Following several months of speculation local business mogul J.B. Pritzker officially thrown his hat into the ring on April 6. The move came two weeks after he formed an exploratory committee with $200,000 of his own money,
Pritzker, 52, spent the morning of his announcement chatting up commuters in the Loop, coffee cup in hand. Later, in an afternoon gathering at a Chicago park district gym in the South Side’s Grand Crossing neighborhood, Pritzker, flanked by his wife, M.K., and their children, introduced himself to a crowd of supporters that included community and union officials.
In his announcement speech, Pritzker directly attacked the current governor Bruce Rauner, a billionaire Republican, as Donald Trump’s “local partner,” deriding him as “too afraid” to stand up to the president.
“Governor Bruce Rauner is a failure,” Pritzker said. “He promised a turnaround, and all we’ve gotten is a runaround. He said he’s standing up to the special interests, and instead he’s become his own special interest.”
He added: “Everything we care about is under siege by Donald Trump and Bruce Rauer.”
On his campaign website, Pritzker has addressed the issue of his own wealth, which Forbes has estimated at $3.4 billion. “With Bruce Rauner as Governor and Donald Trump as President, why do we need another rich guy running for office?” he wrote. “My answer is that it’s a matter of values, and that Trump and Rauner are trying to destroy many of the things I’ve spent my life fighting for.” He invoked his great-grandfather, Nicholas Pritzker, who arrived in the U.S. as a penniless immigrant but was able to pull himself up by the bootstraps provided by the state’s public services.

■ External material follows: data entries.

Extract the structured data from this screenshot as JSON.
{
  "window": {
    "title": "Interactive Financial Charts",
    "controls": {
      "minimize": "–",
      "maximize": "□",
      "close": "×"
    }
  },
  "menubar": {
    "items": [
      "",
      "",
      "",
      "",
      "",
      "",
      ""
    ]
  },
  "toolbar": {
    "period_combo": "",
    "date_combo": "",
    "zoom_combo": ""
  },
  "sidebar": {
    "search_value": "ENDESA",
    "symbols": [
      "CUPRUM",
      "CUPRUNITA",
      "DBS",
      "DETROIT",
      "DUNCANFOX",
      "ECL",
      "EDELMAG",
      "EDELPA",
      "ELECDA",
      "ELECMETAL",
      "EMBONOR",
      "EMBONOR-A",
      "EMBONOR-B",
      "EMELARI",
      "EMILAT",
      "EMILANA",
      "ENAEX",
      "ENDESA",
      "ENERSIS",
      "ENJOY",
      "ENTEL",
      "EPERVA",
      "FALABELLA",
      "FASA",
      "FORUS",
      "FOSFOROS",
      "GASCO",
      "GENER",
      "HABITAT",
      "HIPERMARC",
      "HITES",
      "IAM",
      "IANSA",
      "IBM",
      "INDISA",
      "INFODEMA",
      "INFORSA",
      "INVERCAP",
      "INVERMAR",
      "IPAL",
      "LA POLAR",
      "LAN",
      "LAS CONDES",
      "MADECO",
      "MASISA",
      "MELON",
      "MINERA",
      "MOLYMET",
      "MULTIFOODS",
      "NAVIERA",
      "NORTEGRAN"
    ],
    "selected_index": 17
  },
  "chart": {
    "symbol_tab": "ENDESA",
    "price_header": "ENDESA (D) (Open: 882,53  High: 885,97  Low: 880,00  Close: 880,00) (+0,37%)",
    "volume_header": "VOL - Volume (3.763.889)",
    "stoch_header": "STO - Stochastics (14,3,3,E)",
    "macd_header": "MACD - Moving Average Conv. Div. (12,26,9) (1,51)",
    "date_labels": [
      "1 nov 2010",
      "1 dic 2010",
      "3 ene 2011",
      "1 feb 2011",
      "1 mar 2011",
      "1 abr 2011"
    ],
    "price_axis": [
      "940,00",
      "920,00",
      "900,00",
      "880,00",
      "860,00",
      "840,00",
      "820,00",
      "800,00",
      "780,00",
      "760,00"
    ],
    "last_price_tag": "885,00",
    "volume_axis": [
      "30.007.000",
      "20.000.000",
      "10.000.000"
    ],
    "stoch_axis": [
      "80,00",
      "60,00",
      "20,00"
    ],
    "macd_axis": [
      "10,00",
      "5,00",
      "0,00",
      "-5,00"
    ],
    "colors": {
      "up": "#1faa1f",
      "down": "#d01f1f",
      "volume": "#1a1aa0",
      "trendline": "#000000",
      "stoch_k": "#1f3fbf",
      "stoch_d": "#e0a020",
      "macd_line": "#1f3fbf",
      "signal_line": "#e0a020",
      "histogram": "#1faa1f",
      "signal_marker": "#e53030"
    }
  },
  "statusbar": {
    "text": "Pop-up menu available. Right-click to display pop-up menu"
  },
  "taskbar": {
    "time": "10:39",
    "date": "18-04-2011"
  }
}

Already—and predictably—he has faced criticism from his fellow Democrats. Daniel Biss, a fellow Jew, emailed his own supporters this morning asking, “Do we try to out-Rauner Bruce Rauner or offer a truly democratic alternative that empowers ordinary Illinoisans? I welcome the debate about whether the future of the Democratic Party will be a vehicle for the very rich and machine politicians, or one for the rest of us.”
Chicago alderman and gubernatorial candidate Ameya Pawar, meanwhile, welcomed Pritzker to the campaign by challenging him to another debate about protecting the middle class.
The other billionaire Democrat, Chris Kennedy, has yet to comment, though his campaign announced this morning that in the 6 weeks since Kennedy announced his own candidacy, he has raised $1 million from 3,000 donors.
Pritzker is an heir to the Pritzker family that owns Hyatt hotels, though he has not worked for Hyatt since he was a teenager. Instead, he became a venture capitalist and an entrepreneur and philanthropist. Among other ventures, Pritzker established 1871, a digital startup center in Chicago, led the capital campaign for the Illinois Holocaust Museum and Education Center and funded the Pritzker Consortium on Early Childhood Development at the University of Chicago. In 2015, he donated $100 million to his alma mater, Northwestern University’s law school, which was renamed the Pritzer School of Law.
He and his family have a long history with the Democratic party: Pritzker ran, unsuccessfully, for Congress in 1998, and was the national co-chair of Hillary Clinton’s first presidential campaign in 2008. His sister, Penny, meanwhile, served as Barack Obama’s secretary of commerce.